Players like Zach McCabe and Aaron White need to shoot when open, but not settle if a higher percentage opportunity presents itself. Meanwhile, a guy like Jarrod Uthoff almost needs to be kicked in order to look for his shot. I live by the principle that if you’re hitting over 45% of your attempts from behind the arc (Uthoff is) than you should have the green light to continue launching until it drops below 40%.

If Iowa can find the correct balance of attempts from distance on a consistent basis, look out.

2. Continue to foster the growth of Mike Gesell 

The continued development of Mike Gesell (left) will be instrumental in Iowa's success the rest of this season. (Photo Credit: AP Photo)

The continued development of Mike Gesell (left) will be instrumental in Iowa’s success the rest of this season. (Photo Credit: AP Photo)

The development of the sophomore floor general has been one of the many bright spots on the Iowa team this season. In fact, it might be THE most important one.

Gesell’s ball security in his second year as a Hawkeye has been remarkable, as is evidenced by his 3.23 assist to turnover ratio (12th nationally). As the year has progressed though, his impact on multiple areas of the game has steadily improved.

In Iowa’s last three games he has averaged 13 points (7-11 on 3’s), 6 assists, and barely over one turnover per ball game. Gesell has continued to minimize his mistakes, but his overall increased aggressiveness on the offensive end has really helped to further open up the floor for his teammates.

As the Hawkeye point guard’s game continues to grow, so will the success of the team.

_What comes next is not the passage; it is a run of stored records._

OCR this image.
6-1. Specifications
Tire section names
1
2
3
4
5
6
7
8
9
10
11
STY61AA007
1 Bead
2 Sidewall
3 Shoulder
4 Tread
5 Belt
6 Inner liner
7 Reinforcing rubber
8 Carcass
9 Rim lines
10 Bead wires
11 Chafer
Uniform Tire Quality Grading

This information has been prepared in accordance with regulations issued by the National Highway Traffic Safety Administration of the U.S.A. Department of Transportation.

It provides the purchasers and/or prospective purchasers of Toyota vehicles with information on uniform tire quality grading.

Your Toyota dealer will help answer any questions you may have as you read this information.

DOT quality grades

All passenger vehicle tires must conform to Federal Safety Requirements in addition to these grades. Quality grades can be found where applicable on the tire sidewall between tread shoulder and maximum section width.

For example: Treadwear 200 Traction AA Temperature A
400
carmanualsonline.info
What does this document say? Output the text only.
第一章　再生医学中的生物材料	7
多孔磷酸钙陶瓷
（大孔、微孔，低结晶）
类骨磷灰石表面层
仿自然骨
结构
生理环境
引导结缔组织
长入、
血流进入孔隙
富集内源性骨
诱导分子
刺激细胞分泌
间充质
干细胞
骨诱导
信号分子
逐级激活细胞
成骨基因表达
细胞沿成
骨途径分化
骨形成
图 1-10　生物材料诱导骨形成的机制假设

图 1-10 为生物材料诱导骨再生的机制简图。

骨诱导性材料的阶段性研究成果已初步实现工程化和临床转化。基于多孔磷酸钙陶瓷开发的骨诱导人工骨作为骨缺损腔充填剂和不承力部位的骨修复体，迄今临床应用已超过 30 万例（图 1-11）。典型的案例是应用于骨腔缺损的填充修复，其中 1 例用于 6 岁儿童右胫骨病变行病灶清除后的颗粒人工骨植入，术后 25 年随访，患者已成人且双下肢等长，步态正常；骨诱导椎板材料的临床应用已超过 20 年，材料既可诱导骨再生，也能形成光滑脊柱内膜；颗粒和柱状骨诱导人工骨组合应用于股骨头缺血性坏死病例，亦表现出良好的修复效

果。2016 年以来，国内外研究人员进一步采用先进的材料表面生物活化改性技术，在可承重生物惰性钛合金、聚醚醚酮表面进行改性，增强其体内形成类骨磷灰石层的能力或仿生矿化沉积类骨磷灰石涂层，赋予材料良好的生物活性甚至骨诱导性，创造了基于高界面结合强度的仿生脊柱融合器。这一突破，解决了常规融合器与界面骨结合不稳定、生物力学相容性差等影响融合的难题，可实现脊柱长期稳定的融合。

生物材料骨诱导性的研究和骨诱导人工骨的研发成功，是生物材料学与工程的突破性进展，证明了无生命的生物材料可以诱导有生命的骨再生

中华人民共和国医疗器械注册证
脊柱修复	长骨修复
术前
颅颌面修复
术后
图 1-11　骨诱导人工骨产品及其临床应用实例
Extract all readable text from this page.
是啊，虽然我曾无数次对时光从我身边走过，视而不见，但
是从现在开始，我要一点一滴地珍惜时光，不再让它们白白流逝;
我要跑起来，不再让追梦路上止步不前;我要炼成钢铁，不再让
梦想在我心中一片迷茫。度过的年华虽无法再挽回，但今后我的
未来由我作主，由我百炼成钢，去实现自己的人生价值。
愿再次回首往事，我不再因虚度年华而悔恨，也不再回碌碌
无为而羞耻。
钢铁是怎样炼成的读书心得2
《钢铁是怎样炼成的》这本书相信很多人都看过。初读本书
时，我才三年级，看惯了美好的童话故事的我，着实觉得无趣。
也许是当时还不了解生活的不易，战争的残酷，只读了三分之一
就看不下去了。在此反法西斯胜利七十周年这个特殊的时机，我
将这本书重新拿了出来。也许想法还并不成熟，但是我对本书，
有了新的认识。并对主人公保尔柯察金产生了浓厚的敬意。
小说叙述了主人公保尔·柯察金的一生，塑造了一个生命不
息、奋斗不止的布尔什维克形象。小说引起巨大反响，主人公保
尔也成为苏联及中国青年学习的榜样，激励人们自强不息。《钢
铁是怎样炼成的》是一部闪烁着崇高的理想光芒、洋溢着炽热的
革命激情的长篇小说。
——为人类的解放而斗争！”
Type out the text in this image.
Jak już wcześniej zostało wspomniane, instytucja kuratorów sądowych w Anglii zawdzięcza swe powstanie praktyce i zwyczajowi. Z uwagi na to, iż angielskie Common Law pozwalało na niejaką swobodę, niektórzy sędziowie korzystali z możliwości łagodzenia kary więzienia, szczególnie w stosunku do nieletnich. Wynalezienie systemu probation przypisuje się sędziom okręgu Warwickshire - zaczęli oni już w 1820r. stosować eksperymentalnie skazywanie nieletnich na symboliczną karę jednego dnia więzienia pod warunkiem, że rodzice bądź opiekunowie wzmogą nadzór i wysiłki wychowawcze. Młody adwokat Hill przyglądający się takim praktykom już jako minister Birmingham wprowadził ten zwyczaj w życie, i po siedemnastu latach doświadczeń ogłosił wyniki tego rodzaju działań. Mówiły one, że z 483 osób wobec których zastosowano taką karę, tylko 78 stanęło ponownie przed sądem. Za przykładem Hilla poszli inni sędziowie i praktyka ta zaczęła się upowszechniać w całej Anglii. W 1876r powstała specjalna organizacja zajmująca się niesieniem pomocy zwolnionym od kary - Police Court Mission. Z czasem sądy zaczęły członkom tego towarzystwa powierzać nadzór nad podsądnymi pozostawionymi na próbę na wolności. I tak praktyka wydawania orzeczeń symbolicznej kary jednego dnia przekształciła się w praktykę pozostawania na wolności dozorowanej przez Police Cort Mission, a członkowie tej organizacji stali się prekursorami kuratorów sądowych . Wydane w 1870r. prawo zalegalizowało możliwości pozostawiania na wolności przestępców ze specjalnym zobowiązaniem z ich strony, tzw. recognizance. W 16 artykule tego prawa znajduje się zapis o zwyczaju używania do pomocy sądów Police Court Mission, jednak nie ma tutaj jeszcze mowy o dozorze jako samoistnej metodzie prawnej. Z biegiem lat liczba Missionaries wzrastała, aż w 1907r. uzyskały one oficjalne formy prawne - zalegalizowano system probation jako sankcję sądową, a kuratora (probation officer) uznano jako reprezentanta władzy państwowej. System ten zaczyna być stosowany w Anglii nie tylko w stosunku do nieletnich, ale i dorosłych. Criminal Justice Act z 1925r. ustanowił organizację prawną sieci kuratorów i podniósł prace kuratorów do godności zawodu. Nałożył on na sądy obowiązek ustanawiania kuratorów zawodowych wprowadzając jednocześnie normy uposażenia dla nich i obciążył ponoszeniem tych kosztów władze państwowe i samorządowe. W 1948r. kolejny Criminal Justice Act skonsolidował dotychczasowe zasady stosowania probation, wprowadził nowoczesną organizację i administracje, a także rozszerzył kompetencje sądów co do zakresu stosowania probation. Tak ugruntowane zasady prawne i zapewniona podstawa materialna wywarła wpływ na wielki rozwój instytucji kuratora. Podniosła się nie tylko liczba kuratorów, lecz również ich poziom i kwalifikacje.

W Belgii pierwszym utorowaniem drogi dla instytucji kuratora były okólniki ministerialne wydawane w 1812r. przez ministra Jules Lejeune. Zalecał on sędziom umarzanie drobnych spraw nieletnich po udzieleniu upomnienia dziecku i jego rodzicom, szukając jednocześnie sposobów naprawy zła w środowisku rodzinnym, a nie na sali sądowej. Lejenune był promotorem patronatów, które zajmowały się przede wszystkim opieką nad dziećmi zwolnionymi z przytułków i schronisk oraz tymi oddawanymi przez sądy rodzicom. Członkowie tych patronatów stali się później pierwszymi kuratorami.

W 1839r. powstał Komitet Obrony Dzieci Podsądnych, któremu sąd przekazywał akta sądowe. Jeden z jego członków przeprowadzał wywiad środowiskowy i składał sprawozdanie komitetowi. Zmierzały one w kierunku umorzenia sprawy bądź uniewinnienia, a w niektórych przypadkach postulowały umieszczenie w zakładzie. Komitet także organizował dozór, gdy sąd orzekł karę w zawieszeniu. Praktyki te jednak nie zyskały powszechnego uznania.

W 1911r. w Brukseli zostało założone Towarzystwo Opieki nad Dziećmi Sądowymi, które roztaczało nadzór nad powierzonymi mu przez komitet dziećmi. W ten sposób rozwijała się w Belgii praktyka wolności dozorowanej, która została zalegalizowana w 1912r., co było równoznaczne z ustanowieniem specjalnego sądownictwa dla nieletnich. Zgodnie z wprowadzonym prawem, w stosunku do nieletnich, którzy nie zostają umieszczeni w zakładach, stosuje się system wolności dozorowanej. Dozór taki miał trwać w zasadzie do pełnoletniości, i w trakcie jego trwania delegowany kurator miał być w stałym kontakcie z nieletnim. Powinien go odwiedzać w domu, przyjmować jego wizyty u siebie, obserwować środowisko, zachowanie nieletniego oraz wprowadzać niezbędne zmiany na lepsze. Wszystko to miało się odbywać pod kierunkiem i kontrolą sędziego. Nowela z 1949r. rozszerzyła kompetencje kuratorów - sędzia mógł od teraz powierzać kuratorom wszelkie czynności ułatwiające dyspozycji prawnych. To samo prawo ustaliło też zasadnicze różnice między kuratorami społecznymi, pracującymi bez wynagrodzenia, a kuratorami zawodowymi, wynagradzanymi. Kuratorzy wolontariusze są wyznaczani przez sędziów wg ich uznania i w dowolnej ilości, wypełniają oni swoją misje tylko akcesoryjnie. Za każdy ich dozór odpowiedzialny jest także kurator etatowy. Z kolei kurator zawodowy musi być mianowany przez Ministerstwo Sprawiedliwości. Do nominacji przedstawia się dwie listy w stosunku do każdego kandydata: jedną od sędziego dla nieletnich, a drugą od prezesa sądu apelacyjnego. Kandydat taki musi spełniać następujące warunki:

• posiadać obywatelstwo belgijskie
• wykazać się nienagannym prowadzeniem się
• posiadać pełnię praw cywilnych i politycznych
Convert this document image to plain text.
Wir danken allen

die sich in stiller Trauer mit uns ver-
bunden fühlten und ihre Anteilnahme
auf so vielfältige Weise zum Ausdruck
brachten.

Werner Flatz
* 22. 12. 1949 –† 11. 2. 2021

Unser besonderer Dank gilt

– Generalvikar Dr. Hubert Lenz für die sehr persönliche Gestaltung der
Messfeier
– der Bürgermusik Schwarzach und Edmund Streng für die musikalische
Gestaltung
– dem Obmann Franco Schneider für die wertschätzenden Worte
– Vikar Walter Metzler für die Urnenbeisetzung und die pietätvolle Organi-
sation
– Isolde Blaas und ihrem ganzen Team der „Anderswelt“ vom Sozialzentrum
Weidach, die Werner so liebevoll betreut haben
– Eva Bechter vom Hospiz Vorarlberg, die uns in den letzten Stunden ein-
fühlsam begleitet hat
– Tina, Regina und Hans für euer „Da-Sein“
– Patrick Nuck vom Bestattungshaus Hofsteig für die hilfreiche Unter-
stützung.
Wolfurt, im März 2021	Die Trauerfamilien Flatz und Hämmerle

3. Don’t be afraid to “mix it up” a little 

As the games start to matter more and more, teams will try to slow down the up-tempo Hawkeyes by getting physical with them. It’s not a bad strategy to use against a long and lanky Iowa squad, and its players need to recognize that.

While I would never advocate dirty or malicious play, I’m all for the Hawkeyes  asserting themselves a little more physically against opponents over the course of a game.

I’m admittedly not the biggest supporter of Adam Woodbury and Zach McCabe, but I will acknowledge that they do bring a element of toughness that is essential for all great teams to possess. In Iowa’s last game against Penn State I saw some elements of this toughness on display as players like Mike Gesell and Gabe Olaseni dove headfirst for loose balls without regard for their physical well-being.

Iowa is absolutely at its best when it can get out in the open floor and play free-flowing basketball. However, it also needs to show opponents that backing down from a fight is not in the DNA of this team.

A few hard fouls and a willingness to make the less glamorous plays will only serve to benefit the Hawkeyes in their quest to advance deep into March.